Ukraine leader barnstorms in US for OK to hit Russia with long-range missiles
(Originally published Sept. 23 in “What in the World“) Israel and Hezbollah stepped up their cross-border attacks, with Israel sending dozens of warplanes into southern Lebanon to carry out air strikes.
Israel said its strikes would continue until it was safe for residents of northern Israel to return home without fear of being bombarded by Hezbollah’s rockets. That seemed unlikely to happen soon, as Hezbollah responded by expanding the range of its rocket strikes farther south into Israel and vowed to keep fighting until there is a ceasefire between Israel and Hamas in Gaza.
As air and drone strikes in Ukraine climb to record levels, U.K. Foreign Secretary David Lammy urged the White House to show the “nerve and guts” needed to let Ukraine use British long-range Storm Shadow cruise missiles against targets inside Russia. The U.K. can’t play its customary role of threatening to hand Ukraine weapons whether Washington wants it or not: because the Storm Shadows contain American-made components, their use is apparently subject to U.S. approval.
The Administration of U.S. President Joe Biden is also considering whether to allow Kyiv to use long-range U.S. Atacm missiles against designated military targets in Russia. While the decision appears to have been all but made, the White House has reached a delicate moment. Russian President Vladimir Putin’s threat that giving the green light would be a declaration of war with the North Atlantic Treaty Organization is ringing in their ears. And while Putin has made such threats before, his renewed threat of an expanded war comes just 42 days before U.S. presidential elections.
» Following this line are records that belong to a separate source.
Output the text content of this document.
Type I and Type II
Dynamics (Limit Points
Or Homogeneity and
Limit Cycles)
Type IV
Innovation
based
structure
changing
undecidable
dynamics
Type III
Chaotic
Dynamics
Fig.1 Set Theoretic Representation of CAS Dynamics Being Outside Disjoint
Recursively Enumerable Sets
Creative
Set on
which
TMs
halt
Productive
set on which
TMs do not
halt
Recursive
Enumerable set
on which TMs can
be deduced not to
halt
With polls still indicating a close race, Democrats can’t afford a miscalculation that throws votes to Donald Trump, who has vowed to somehow end the war if elected before even being inaugurated. So while the White House’s accusation that Iran had begun shipping missiles to Moscow might have served as the necessary pretext for lifting the long-range missile ban, Putin’s warning appears to have sent it searching for a more egregious Russian action that can buttress American public support for a war that has already cost it $55.6 billion.
Ukrainian President Volodymyr Zelensky is in the U.S. barnstorming in the swing state of Pennsylvania for support ahead of an address at the United Nations Tuesday and meetings with Biden later this week.
Polls back in August suggested that American public support for U.S. aid to Ukraine was at its highest in a year, with more Republicans agreeing with Democrats that the U.S. should support Ukraine for as long as it takes to defeat Russia. But those polls were conducted before Ukraine’s Kursk incursion and Putin’s threat against letting it use long-range missiles.
The White House may be dreaming up an alternative: sending Ukraine Joint Air-to-Surface Standoff Missiles, or Jassms, instead of Atacms. It was already considering sending the Jassms as part of its Atacm approval. The Jassms can only travel half as far as the Atacms, but they can also conceivably be fired by Ukraine’s F-16s from the safety of Ukrainian air space. The Jassms may, therefore, be included in the next, $375 million weapons package for Kyiv under the Presidential Drawdown Authority. That means they will be supplied from the Pentagon’s existing arsenal.
Sending Jassms would enable the U.S. to beef up Kyiv’s weaponry without ceding market share to the Storm Shadow’s European manufacturers. Whether that would placate the U.K., or Ukraine, is another matter.
The U.S, meanwhile, is beefing up its naval presence in Alaska in response to an increase in joint military exercises between China and Russia in the Arctic Ocean and North Pacific.